We participate in entities with equity interests ranging from 20% to 58% for the purpose of acquiring and/or developing land. We determine the method for accounting for our investment at inception or upon a reconsideration event.
 
We share in the profits and losses of unconsolidated entities generally in accordance with our ownership interests. We and our equity partners make initial and ongoing capital contributions to these unconsolidated entities on a pro rata basis. The obligation to make capital contributions is governed by each unconsolidated entity’s respective operating agreement or other governing documents. We made contributions totaling $2.9 million, $3.6 million and $0.1 million to our unconsolidated entities during 2015, 2014 and 2013, respectively. The balance of our investments in unconsolidated entities was $1.2 million and $18.0 million as of December 31, 2015 and December 31, 2014, respectively.

In May 2012, we entered into an agreement with JEN Arizona 4, LLC to form a limited liability company, EM 646, LLC (“EM 646”).  We hold a 58.2% interest in the venture, which was organized for the purpose of acquiring, entitling, developing, and distributing specific sections of real property located in Mesa, Arizona.  The property was originally acquired in November 2012, and in April 2015 the final distribution of developed land to the partners was completed at cost. For the years ended December 31, 2015 and 2014, EM 646 distributed $19.9 million and $7.1 million, respectively, of developed land to AV Homes.

During 2014, we were no longer considered the primary beneficiary of this LLC due to a discontinuation of a related party affiliation, resulting in shared power between the remaining members. As we no longer have the power on a stand-alone basis to direct the activities of the LLC that most significantly impact the LLC’s economic performance, we deconsolidated this LLC, in accordance with ASC 810, Consolidation, and ASC 360. As this transaction involves the deconsolidation of in-substance real estate, we have accounted for the deconsolidation under ASC 360-20, Real Estate Sales.
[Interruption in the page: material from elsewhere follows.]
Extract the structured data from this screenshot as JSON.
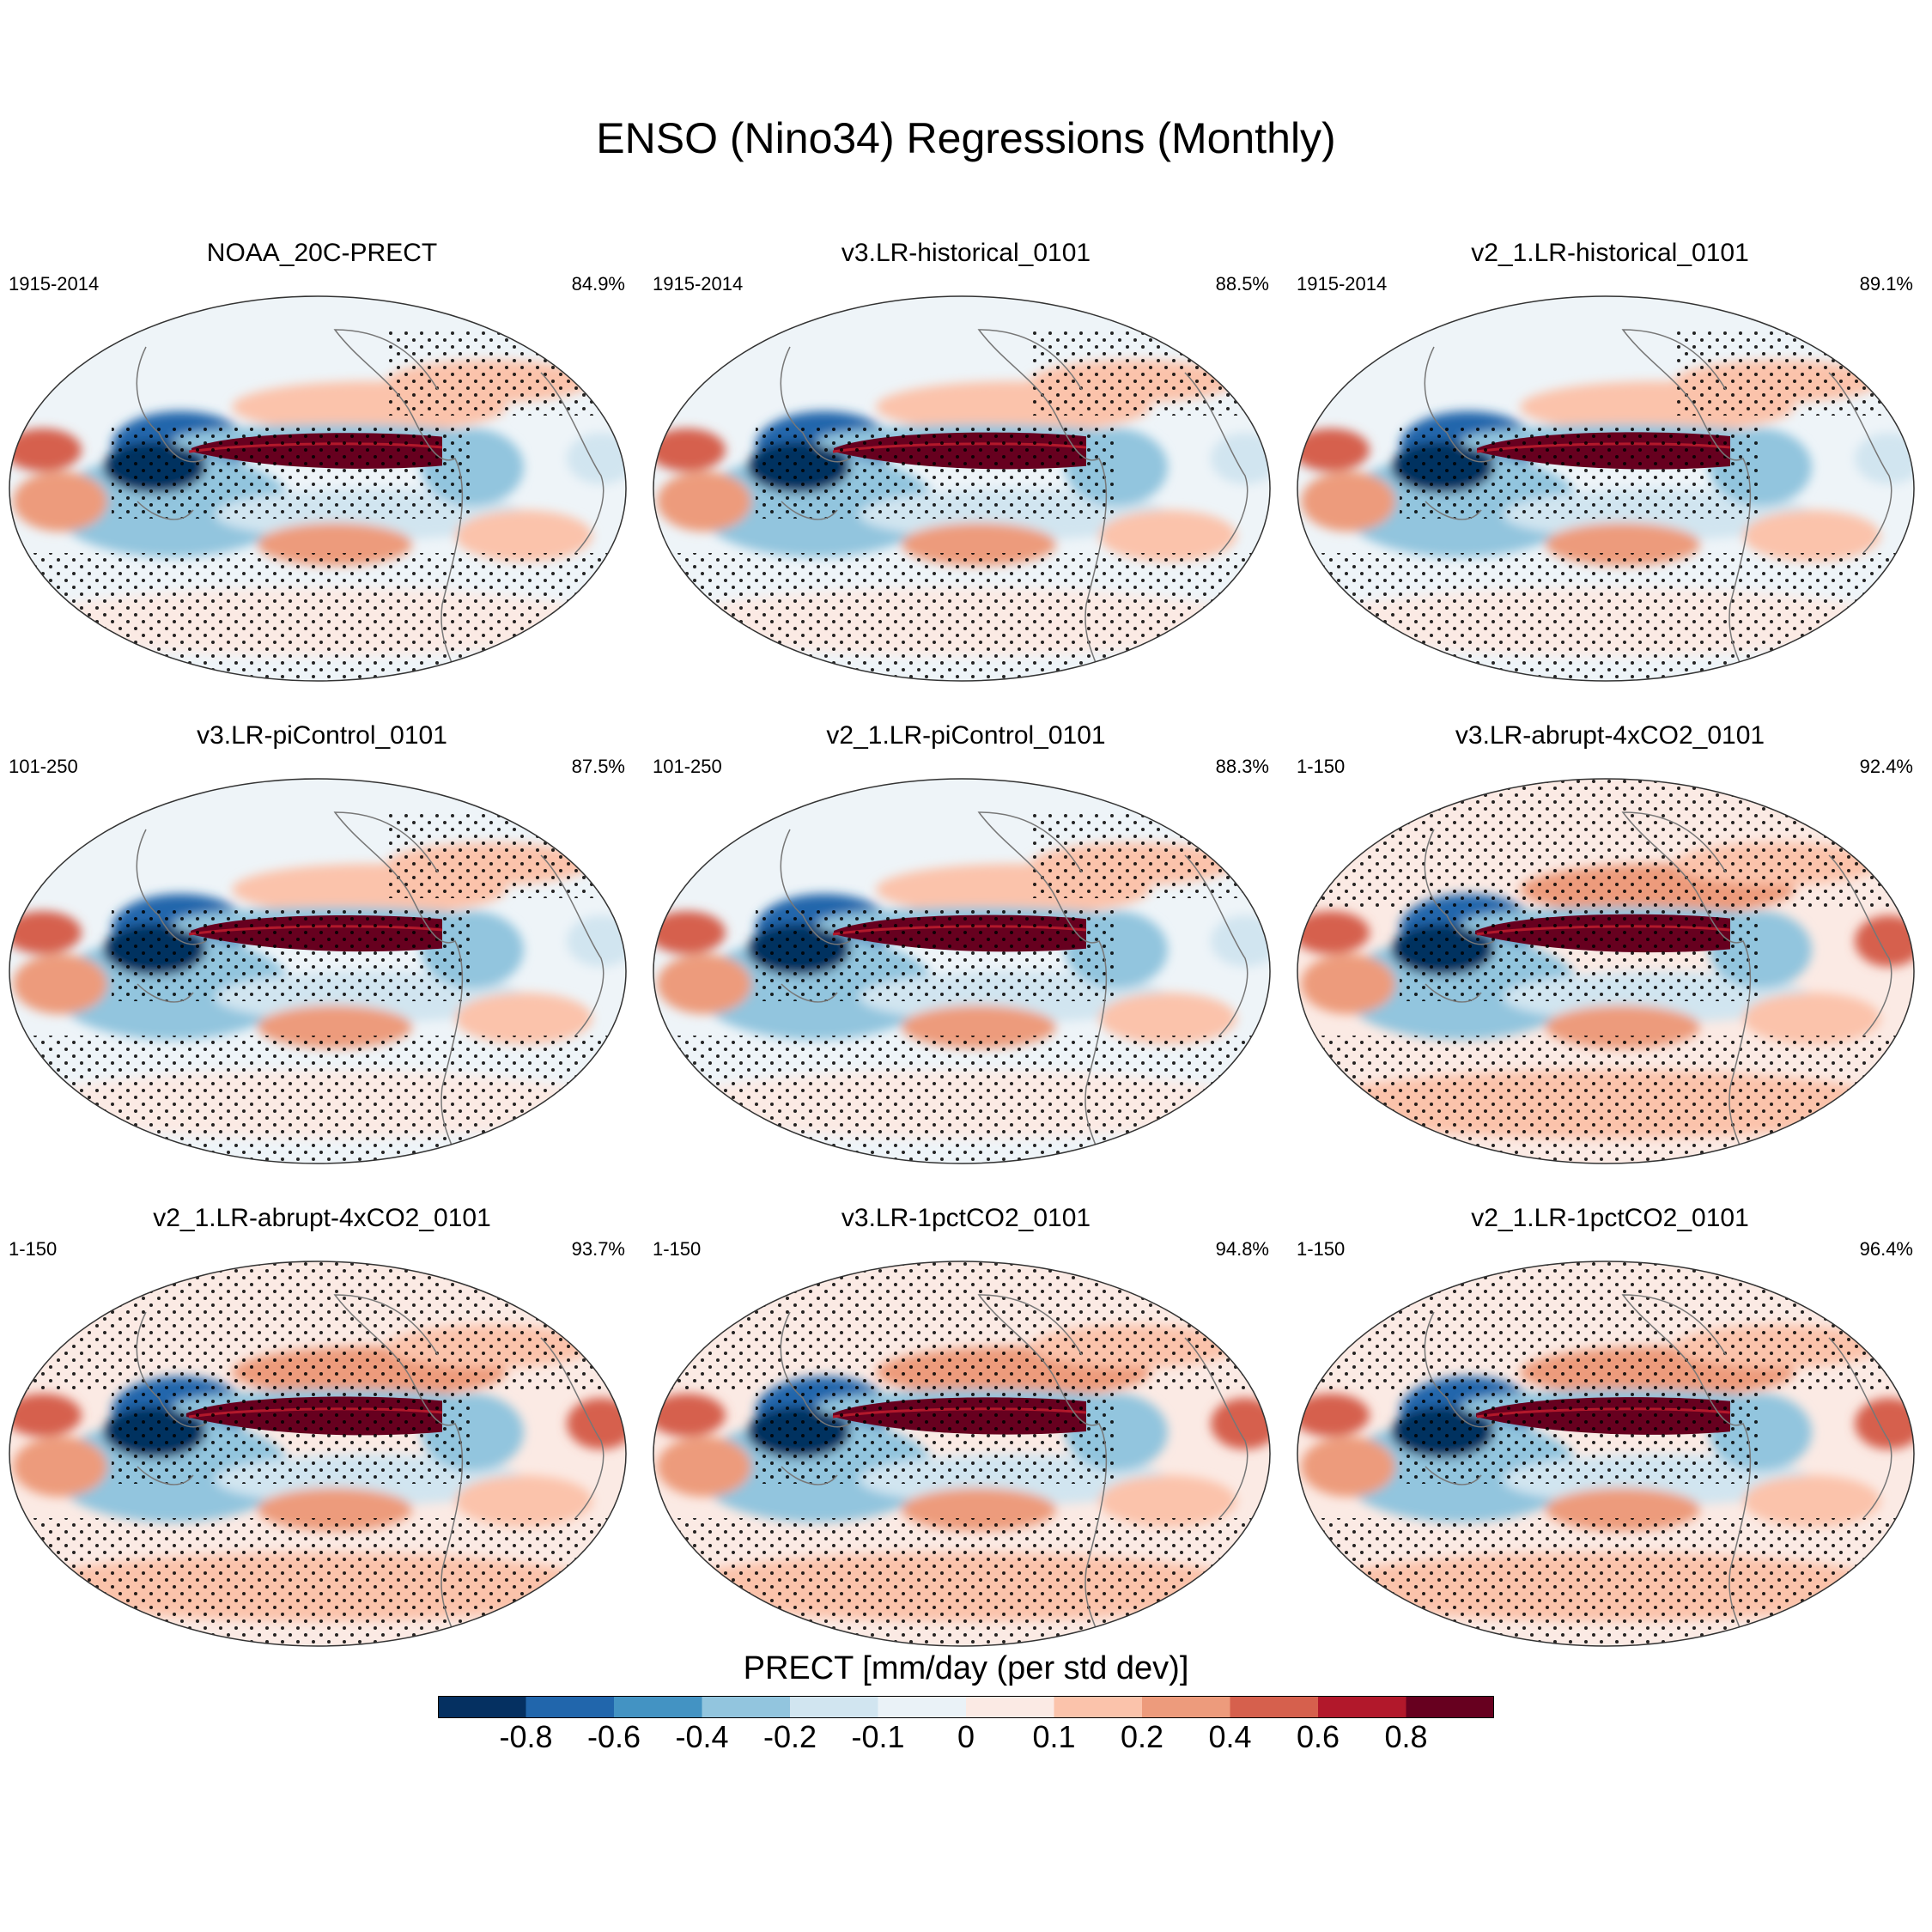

In determining whether a gain should be recognized as part of this transaction, ASC 360-20-40-10, Real Estate Sales, requires that a sufficient amount of cash be received in order to recognize a gain on transactions within the scope of ASC 360. As we did not receive any proceeds from this transaction and as there was not a culmination of an earning process, we recognized our investment in the venture at our carry over cost basis and, therefore, no gain or loss was recognized. We will reflect future earnings, contributions and distributions on an equity method basis. As of December 31, 2015 and December 31, 2014, our consolidated balance sheets included amounts related to investments in the unconsolidated EM 646 entity of $0.0 million and $15.6 million, respectively.

We and our equity partners make capital contributions to the entity and receive distributions on a pro rata basis. The obligation to make such capital contributions is governed by the entity’s operating agreement. As of December 31, 2015, this entity was financed by partner equity and does not have third-party debt. In addition, we have not provided any guarantees to the entity or our equity partner. The assets of our investee can only be used to settle obligations of the investee.